Yes. That's it. I discovered it when my ds got his dx of asd as children with ASD can be incredibly difficult to motivate off of their own agenda. I learned how to apply it and now do so with my other children.
Just imagine this scenario:
Ask the child to come to the table to do x (make up your own word) and tell them it is to count 2 sweets. They'll come. It's sweets. They count then eat sweets. Loads of praise. Lesson over.
Next day tell them to come to the table to do x. Get them to count 10 raisins, then eat them. Loads of praise. Lesson over.
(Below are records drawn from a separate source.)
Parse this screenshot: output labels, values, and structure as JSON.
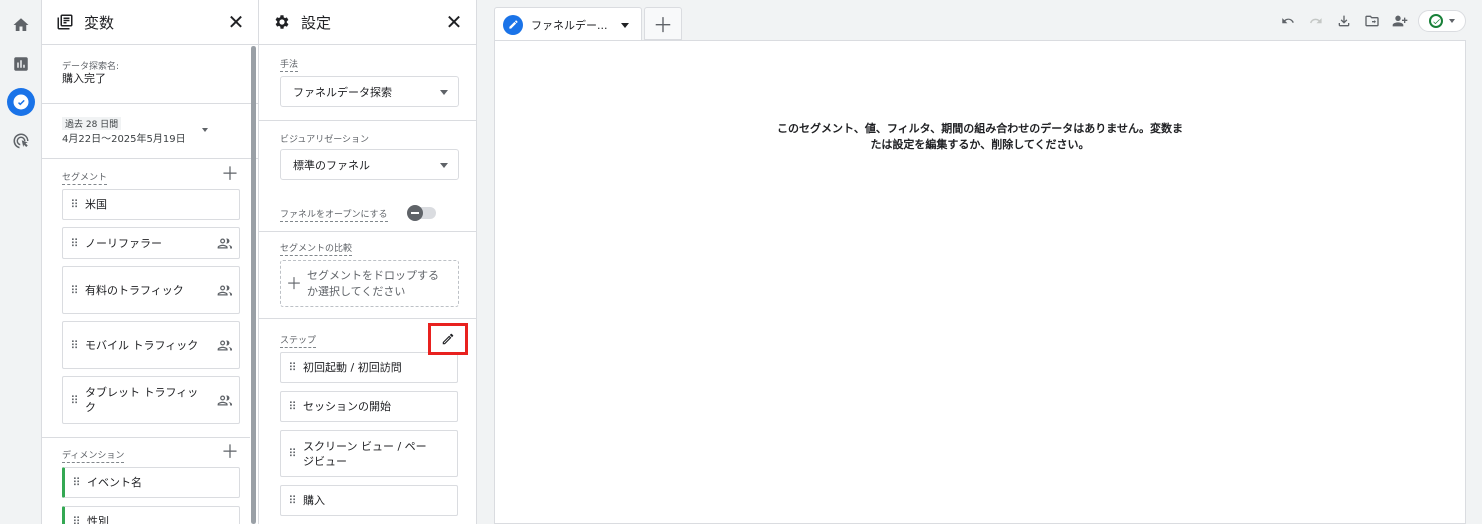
{
  "rail": {
    "items": [
      "home-icon",
      "reports-icon",
      "explore-icon",
      "advertising-icon"
    ],
    "active_index": 2
  },
  "variables_panel": {
    "title": "変数",
    "exploration_name_label": "データ探索名:",
    "exploration_name": "購入完了",
    "date_range_label": "過去 28 日間",
    "date_range": "4月22日〜2025年5月19日",
    "segments_label": "セグメント",
    "segments": [
      {
        "label": "米国",
        "has_people_icon": false
      },
      {
        "label": "ノーリファラー",
        "has_people_icon": true
      },
      {
        "label": "有料のトラフィック",
        "has_people_icon": true
      },
      {
        "label": "モバイル トラフィック",
        "has_people_icon": true
      },
      {
        "label": "タブレット トラフィック",
        "has_people_icon": true
      }
    ],
    "dimensions_label": "ディメンション",
    "dimensions": [
      "イベント名",
      "性別"
    ]
  },
  "settings_panel": {
    "title": "設定",
    "technique_label": "手法",
    "technique_value": "ファネルデータ探索",
    "visualization_label": "ビジュアリゼーション",
    "visualization_value": "標準のファネル",
    "open_funnel_label": "ファネルをオープンにする",
    "open_funnel_on": false,
    "segment_compare_label": "セグメントの比較",
    "segment_drop_text": "セグメントをドロップするか選択してください",
    "steps_label": "ステップ",
    "steps": [
      "初回起動 / 初回訪問",
      "セッションの開始",
      "スクリーン ビュー / ページビュー",
      "購入"
    ]
  },
  "main": {
    "tab_label": "ファネルデー...",
    "empty_message": "このセグメント、値、フィルタ、期間の組み合わせのデータはありません。変数または設定を編集するか、削除してください。",
    "toolbar_icons": [
      "undo-icon",
      "redo-icon",
      "download-icon",
      "share-icon",
      "add-user-icon"
    ],
    "status": "ok"
  },
  "colors": {
    "accent": "#1a73e8",
    "highlight": "#e8211f",
    "dimension_border": "#34a853",
    "status_ok": "#188038"
  }
}
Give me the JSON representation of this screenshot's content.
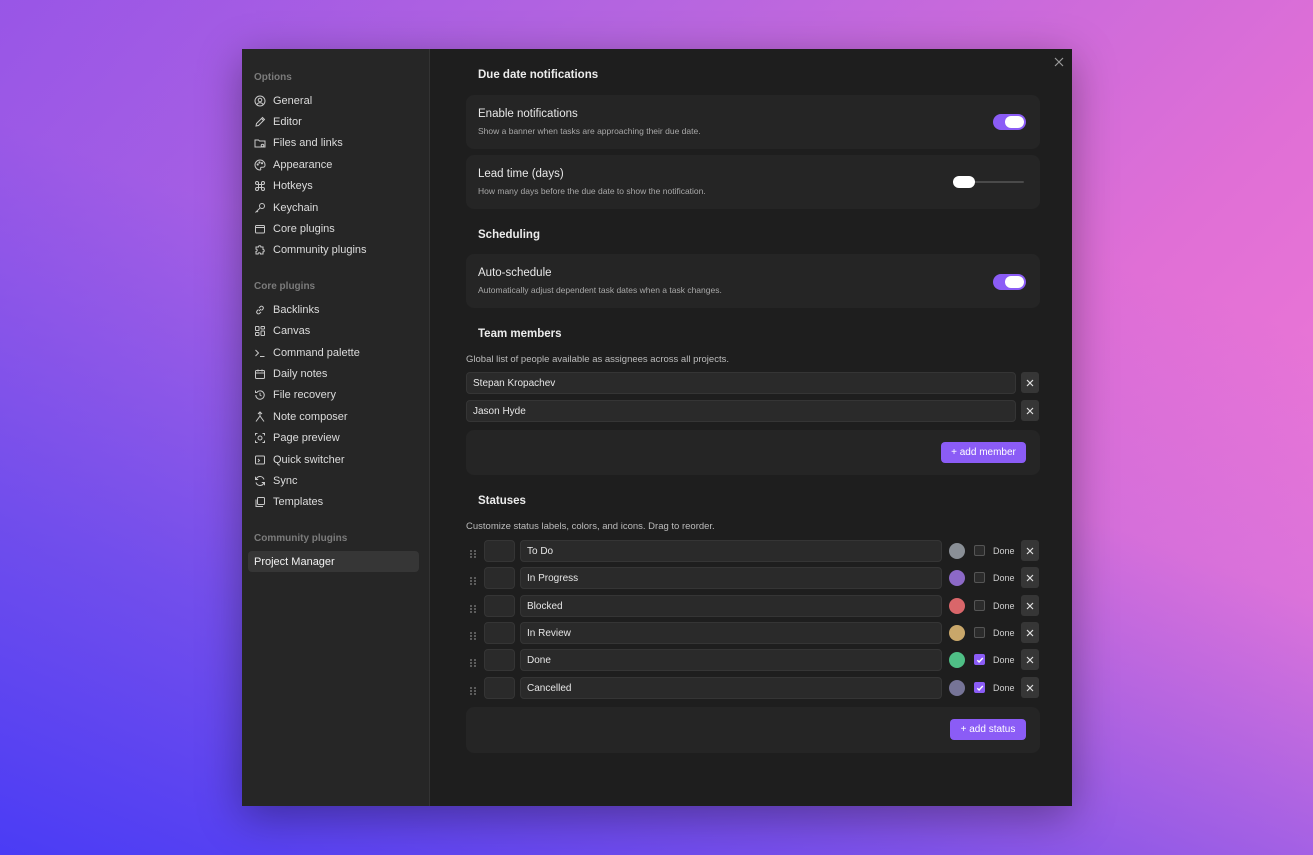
{
  "sidebar": {
    "sections": [
      {
        "heading": "Options",
        "items": [
          {
            "label": "General",
            "icon": "user-circle-icon"
          },
          {
            "label": "Editor",
            "icon": "pencil-icon"
          },
          {
            "label": "Files and links",
            "icon": "folder-icon"
          },
          {
            "label": "Appearance",
            "icon": "palette-icon"
          },
          {
            "label": "Hotkeys",
            "icon": "command-icon"
          },
          {
            "label": "Keychain",
            "icon": "key-icon"
          },
          {
            "label": "Core plugins",
            "icon": "plug-icon"
          },
          {
            "label": "Community plugins",
            "icon": "puzzle-icon"
          }
        ]
      },
      {
        "heading": "Core plugins",
        "items": [
          {
            "label": "Backlinks",
            "icon": "link-icon"
          },
          {
            "label": "Canvas",
            "icon": "grid-icon"
          },
          {
            "label": "Command palette",
            "icon": "terminal-icon"
          },
          {
            "label": "Daily notes",
            "icon": "calendar-icon"
          },
          {
            "label": "File recovery",
            "icon": "history-icon"
          },
          {
            "label": "Note composer",
            "icon": "merge-icon"
          },
          {
            "label": "Page preview",
            "icon": "preview-icon"
          },
          {
            "label": "Quick switcher",
            "icon": "switcher-icon"
          },
          {
            "label": "Sync",
            "icon": "sync-icon"
          },
          {
            "label": "Templates",
            "icon": "template-icon"
          }
        ]
      },
      {
        "heading": "Community plugins",
        "items": [
          {
            "label": "Project Manager",
            "icon": "",
            "active": true
          }
        ]
      }
    ]
  },
  "notifications": {
    "title": "Due date notifications",
    "enable": {
      "title": "Enable notifications",
      "desc": "Show a banner when tasks are approaching their due date.",
      "on": true
    },
    "lead": {
      "title": "Lead time (days)",
      "desc": "How many days before the due date to show the notification.",
      "value_fraction": 0.0
    }
  },
  "scheduling": {
    "title": "Scheduling",
    "auto": {
      "title": "Auto-schedule",
      "desc": "Automatically adjust dependent task dates when a task changes.",
      "on": true
    }
  },
  "team": {
    "title": "Team members",
    "desc": "Global list of people available as assignees across all projects.",
    "members": [
      "Stepan Kropachev",
      "Jason Hyde"
    ],
    "add_label": "+ add member"
  },
  "statuses": {
    "title": "Statuses",
    "desc": "Customize status labels, colors, and icons. Drag to reorder.",
    "done_label": "Done",
    "items": [
      {
        "label": "To Do",
        "color": "#8a8f96",
        "done": false
      },
      {
        "label": "In Progress",
        "color": "#8c69c7",
        "done": false
      },
      {
        "label": "Blocked",
        "color": "#d9666a",
        "done": false
      },
      {
        "label": "In Review",
        "color": "#c9a76a",
        "done": false
      },
      {
        "label": "Done",
        "color": "#4fbf86",
        "done": true
      },
      {
        "label": "Cancelled",
        "color": "#767497",
        "done": true
      }
    ],
    "add_label": "+ add status"
  },
  "colors": {
    "accent": "#8b5cf6",
    "modal_bg": "#1e1e1e",
    "sidebar_bg": "#262626"
  }
}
Next day get them to come to the table to do x. Start off raisin, button, raisin, button pattern that they have to finish (up to 10 so 5 raisins). eat them., loads of praise. lesson over.
Next day get them to come to the table to do x. Time them doing pattern of day before. Loads of praise about how fast - what a fun game. Eat raisins. Lesson over.
Next day get them to come to the table to try and beat the time of the previous day. But first get them to draw a circle, then pattern 'game'. Loads of praise etc.
Next day, same again but substitute raisins for cars/other object of interest. Timed pattern. Loads of praise.
Next day introduce something else as well/instead/more beneficial than drawing a circle but still do the other things. Total demand time of the child still no more than about 4 minutes. But the child knows that it's good fun, it's rewarding, it's short, it's every day no arguments.
Decide what the skills are that are going to be learned. Always finish each skill on a positive even if that means introducing an easy request. i.e. dd is learning to tell the time. She is struggling a bit with half pasts so I interchange them with o'clocks and make sure the last 3 she answers are easy o'clocks so I can tell her how brilliant and clever she is despite having got a few half-pasts wrong.
Once decided on the skill, do it regularly and stick with it. Don't chop and change all over the place. Keep the skill lessons really short. Just a few minutes. Keep the pace fast. Change to new skill whilst the child is engaged not fatigued and absolutely keep your patience it it appears to be going no-where. Be cool. Offer praise. Keep it short and try again the next day.
This above isn't ABA btw. ABA is a lot broader. However, this is how I USE ABA for a bit of additional work after school.